If you don't think they count because ARM32 and MIPS don't have a
high-res timer, then you have very different priorities than I do. I
will point out that numerically there are huge number of these devices
--- and very, very few users of /dev/random.

> You mentioned that you are super conservative for interrupts due to timer
> interrupts. In all measurements on the different systems I conducted, I have
> not seen that the timer triggers an interrupt picked up by
> add_interrupt_randomness.

Um, the timer is the largest number of interrupts on my system. Compare:

CPU0 CPU1 CPU2 CPU3
LOC: 6396552 6038865 6558646 6057102 Local timer interrupts

with the number of disk related interrupts:

120: 21492 139284 40513 1705886 PCI-MSI 376832-edge ahci[0000:00:17.0]

... and add_interrupt_randomness() gets called for **every**
interrupt. On an mostly idle machine (I was in meetings most of
today) it's not surprising that time interrupts dominate. That
doesn't matter for me as much because I don't really care about
/dev/random performance. What's is **far** more important is that the
entropy estimations behave correctly, across all of Linux's
architectures, while the kernel is going through startup, before CRNG
is declared initialized.

> As we have no formal model about entropy to begin with, we can only assume and
> hope we underestimate entropy with the entropy heuristic.

Yes, and that's why I use an ultra-conservative estimate. If we start
using a more aggressive hueristic, we open ourselves up to potentially
very severe security bugs --- and for what? What's the cost benefit
ratio here which makes this a worthwhile thing to risk?

> Finally, I still think it is helpful to allow (not mandate) to involve the
> kernel crypto API for the DRNG maintenance (i.e. the supplier for /dev/random
> and /dev/urandom). The reason is that now more and more DRNG implementations
> in hardware pop up. Why not allowing them to be used. I.e. random.c would only
> contain the logic to manage entropy but uses the DRNG requested by a user.

We *do* allow them to be used. And we support a large number of
hardware random number generators already. See drivers/char/hw_random.

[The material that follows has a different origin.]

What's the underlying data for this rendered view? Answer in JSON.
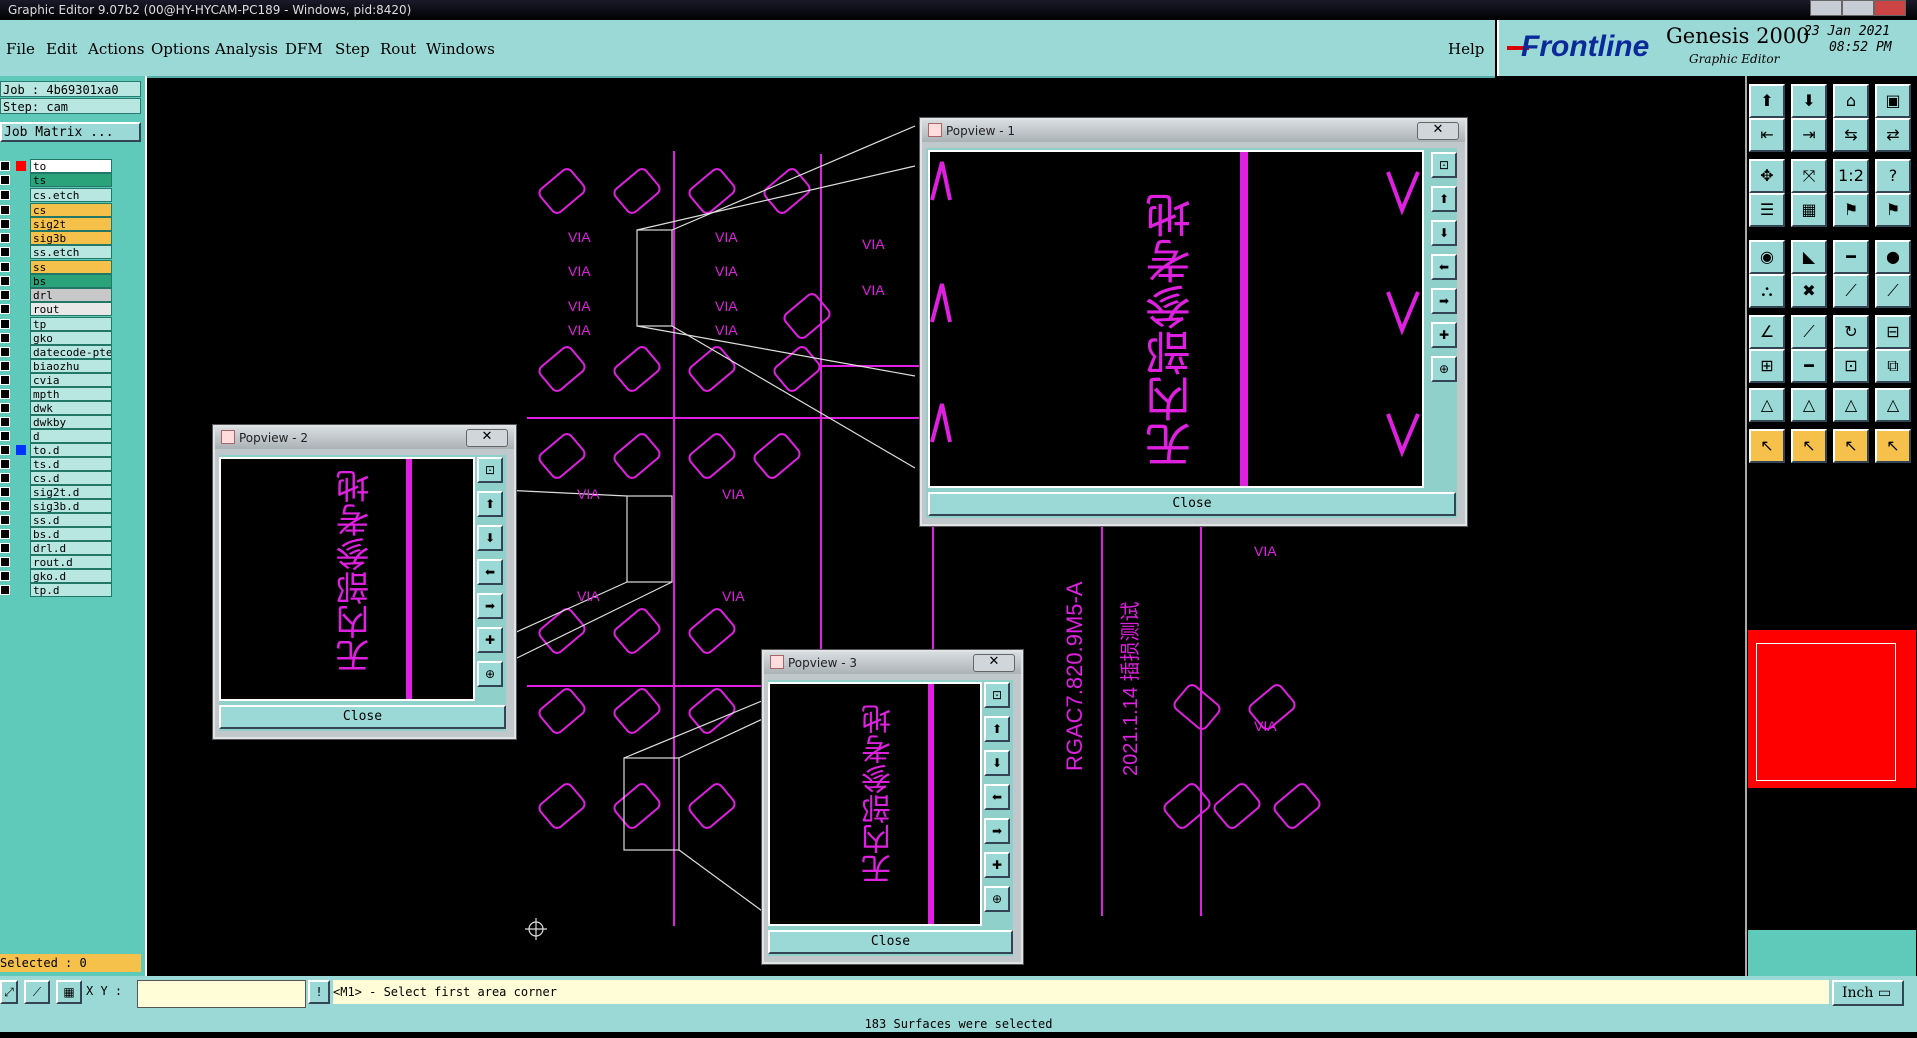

BTW, I theorize that this is why the companies that could do the
bootloader random seen work haven't bothered. Most of their products
have a TPM or equivalent, and with modern kernel the hw_random
interface now has a kernel thread that will automatically fill the
/dev/random entropy pool from the hw_random device. So this all works
already, today, without needing a userspace rngd (which used to be
required).

> In addition allowing a replacement of the DRNG component (at compile time at
> least) may get us away from having a separate DRNG solution in the kernel
> crypto API. Some users want their chosen or a standardized DRNG to deliver
> random numbers. Thus, we have several DRNGs in the kernel crypto API which are
> seeded by get_random_bytes. Or in user space, many folks need their own DRNG
> in user space in addition to the kernel. IMHO this is all a waste. If we could
> use the user-requested DRNG when producing random numbers for get_random_bytes
> or /dev/urandom or getrandom.

To be honest, I've never understood why that's there in the crypto API
at all. But adding more ways to switch out the DRNG for /dev/random
doesn't solve that problem; in fact it's moving things in the wrong
direction.

Cheers,

- Ted